On February 28, 2011, in Seymore v. Metson Marine, Inc., the California Court of Appeal held that an employer cannot “artificially designate the workweek in such a way as to circumvent the statutory requirement to pay overtime rates for the seventh consecutive day worked in each workweek.” In that case, the employees worked 14-day “hitches,” beginning at noon on a Tuesday and ending at noon two weeks later. Metson’s workweek began and ended on Sunday at midnight.

As a result, the 14-day hitch began in the middle of one workweek, consumed the entire second workweek, and ended in the middle of the third workweek. Metson paid the special seventh day premium pay only during the middle workweek. The court held in its original opinion that Metson’s workweek designation could be an improper attempt to circumvent the Labor Code’s overtime requirements. See Seyfarth Shaw’s management alert related to the Court’s opinion here.
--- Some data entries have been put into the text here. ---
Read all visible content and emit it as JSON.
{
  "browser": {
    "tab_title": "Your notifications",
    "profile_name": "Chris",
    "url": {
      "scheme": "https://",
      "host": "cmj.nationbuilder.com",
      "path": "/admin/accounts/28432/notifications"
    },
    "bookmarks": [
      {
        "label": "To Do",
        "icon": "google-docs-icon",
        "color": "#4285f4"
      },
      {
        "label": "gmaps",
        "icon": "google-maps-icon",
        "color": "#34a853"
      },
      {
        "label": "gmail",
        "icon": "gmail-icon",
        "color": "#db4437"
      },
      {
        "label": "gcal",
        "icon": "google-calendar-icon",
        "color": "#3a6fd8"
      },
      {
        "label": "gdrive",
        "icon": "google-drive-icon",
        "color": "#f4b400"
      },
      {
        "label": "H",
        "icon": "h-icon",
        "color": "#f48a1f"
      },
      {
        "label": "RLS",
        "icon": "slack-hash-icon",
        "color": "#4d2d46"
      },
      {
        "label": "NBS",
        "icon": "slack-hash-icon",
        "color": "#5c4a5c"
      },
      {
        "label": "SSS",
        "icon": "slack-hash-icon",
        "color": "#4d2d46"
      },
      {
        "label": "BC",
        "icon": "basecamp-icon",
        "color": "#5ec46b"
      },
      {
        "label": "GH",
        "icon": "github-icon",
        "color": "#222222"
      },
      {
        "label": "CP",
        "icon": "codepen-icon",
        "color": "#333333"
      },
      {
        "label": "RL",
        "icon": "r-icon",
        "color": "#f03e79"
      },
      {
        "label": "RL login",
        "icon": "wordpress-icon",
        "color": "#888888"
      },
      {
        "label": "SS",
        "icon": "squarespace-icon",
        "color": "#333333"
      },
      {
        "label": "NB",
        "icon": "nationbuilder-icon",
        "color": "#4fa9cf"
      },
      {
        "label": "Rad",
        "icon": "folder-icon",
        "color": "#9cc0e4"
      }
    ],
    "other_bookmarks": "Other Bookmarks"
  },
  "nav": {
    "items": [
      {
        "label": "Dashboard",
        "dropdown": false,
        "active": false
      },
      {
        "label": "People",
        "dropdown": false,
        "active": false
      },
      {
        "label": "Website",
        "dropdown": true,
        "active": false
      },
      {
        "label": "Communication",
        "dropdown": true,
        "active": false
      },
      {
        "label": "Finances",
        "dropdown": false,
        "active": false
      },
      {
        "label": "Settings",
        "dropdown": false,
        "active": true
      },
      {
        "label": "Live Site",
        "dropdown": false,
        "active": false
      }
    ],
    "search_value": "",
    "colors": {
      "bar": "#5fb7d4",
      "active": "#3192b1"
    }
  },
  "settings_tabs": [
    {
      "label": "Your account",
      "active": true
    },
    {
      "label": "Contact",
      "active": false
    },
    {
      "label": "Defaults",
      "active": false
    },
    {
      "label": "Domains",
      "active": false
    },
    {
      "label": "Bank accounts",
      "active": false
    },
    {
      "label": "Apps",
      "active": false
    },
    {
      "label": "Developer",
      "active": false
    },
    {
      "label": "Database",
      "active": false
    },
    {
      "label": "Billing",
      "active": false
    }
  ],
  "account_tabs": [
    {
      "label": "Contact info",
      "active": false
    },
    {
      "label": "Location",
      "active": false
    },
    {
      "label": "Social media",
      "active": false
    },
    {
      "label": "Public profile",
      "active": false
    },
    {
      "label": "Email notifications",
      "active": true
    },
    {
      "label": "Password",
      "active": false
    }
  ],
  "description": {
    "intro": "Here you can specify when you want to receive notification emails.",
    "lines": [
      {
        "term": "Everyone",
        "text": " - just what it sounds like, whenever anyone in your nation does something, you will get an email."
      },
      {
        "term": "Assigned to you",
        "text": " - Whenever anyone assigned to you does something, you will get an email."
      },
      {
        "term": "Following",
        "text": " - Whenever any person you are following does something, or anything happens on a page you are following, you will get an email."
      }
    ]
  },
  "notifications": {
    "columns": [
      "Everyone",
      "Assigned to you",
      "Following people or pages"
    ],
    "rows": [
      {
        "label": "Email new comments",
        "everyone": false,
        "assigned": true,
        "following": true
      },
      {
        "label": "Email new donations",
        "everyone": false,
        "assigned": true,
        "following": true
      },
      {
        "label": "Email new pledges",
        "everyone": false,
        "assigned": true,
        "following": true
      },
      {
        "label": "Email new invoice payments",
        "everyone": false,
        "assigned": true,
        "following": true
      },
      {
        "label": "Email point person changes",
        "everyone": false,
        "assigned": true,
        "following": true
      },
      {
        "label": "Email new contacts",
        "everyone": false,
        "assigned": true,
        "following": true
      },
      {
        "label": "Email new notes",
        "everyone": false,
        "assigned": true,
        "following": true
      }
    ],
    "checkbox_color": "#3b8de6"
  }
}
On April 14, 2011, the Seymore court issued a new opinion following the employer’s petition for rehearing (click here to read). While the result of the case for Metson did not change, the court now recognizes that an employer may assign employees to work schedules that differ from the company’s designated workweek/workday. But the court maintains its view that employers may not designate workweeks in a manner designed primarily to evade overtime compensation.

The court observed that, on the current record, Metson had not produced a legitimate business reason why its designated workweek/workday (starting at midnight Sunday) differs from the assigned work schedule of the employees at issue (starting at Tuesday noon). The ruling did not foreclose Metson from putting on evidence at trial of a legitimate business reason for its workweek designation. Similarly, the court did not address the fact that typically employers do have legitimate business reasons for designating a workweek/workday on a company-wide or other broad-based method in order to maintain uniform payroll systems.